| 18. Februar 2026 | Zurück zur Artikelübersicht » |
Das Wunder von Poitiers blieb aus: Am Mittwochabend verlor der VfB Friedrichshafen sein Playoff-Rückspiel gegen Alterna SPVB Poitiers mit 0:3 (14:25, 18:25, 21:25) und konnte die 1:3-Niederlage aus dem Hinspiel nicht mehr wettmachen. Die Häfler, die mit großen Verletzungssorgen in den Westen Frankreichs gereist waren, fanden keinen Zugriff auf den Gegner um Ex-Häfler Lukas Maase und verabschieden sich als Gesamtneunter aus dem CEV Volleyball Cup.

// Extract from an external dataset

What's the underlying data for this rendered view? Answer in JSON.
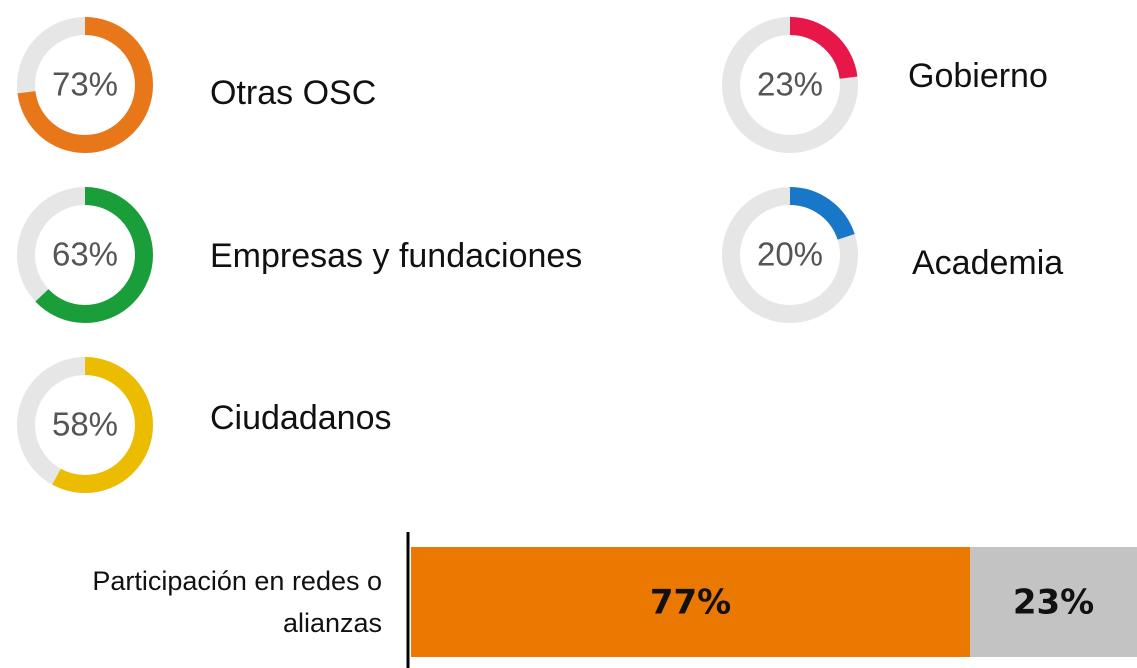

Friedrichshafen scheidet gegen Poitiers aus dem Europacup aus | Bild: Alexander Hoth
Mit Simon Kohn, Corey Chavers, Marcus Böhme, Simon Uhrenholt und Kyle Hobus schickte Cheftrainer Adam Swaczyna im Vergleich zur gewonnenen Bundesligapartie gegen Karlsruhe am vergangenen Sonntag gleich fünf frische Kräfte aufs Feld. Wie zuletzt setzte der polnische Coach zudem auf Zuspieler Daniel Habermaas und Libero Lenny Graven. Böhmes Block (2:3) und ein Ass von Kohn (5:4) sorgten für einen ordentlichen Start der Gäste vom Bodensee – Poitiers ließ sich davon jedoch wenig beeindrucken.
Die Franzosen erhöhten das Tempo und schalteten erneut ihre starke Defensive ein. Friedrichshafen fand im Angriff kaum Lösungen (9:12), auch der Kurzeinsatz von Stammzuspieler Aleksa Batak brachte keine Wende. Angetrieben von der ausverkauften Lawson-Body-Halle spielte sich Poitiers zunehmend in einen Rhythmus. Die neu formierte Häfler Mannschaft musste sich im ersten Durchgang deutlich mit 14:25 geschlagen geben.
Swaczyna reagierte mit einem Dreifachwechsel: Für Böhme, Uhrenholt und Chavers kamen Louis Kunstmann, Gustavo Maciel und Jonas Van Huizen. Vor allem der junge Kanadier kam nun besser gegen den französischen Block durch (6:6, 7:7), auch Maciel setzte mit einem Blockpunkt ein Zeichen (8:7). Doch Alterna SPVB Poitiers blieb stabil. Ex-Häfler Lukas Maase und seine Teamkollegen agierten fehlerarm und fanden immer wieder clevere Lösungen im Angriff (10:14, 12:16). Ein weiterer Block von Maciel ließ beim 16:19 noch einmal Hoffnung aufkeimen – Poitiers blieb jedoch souverän und sicherte sich auch den zweiten Satz mit 25:18.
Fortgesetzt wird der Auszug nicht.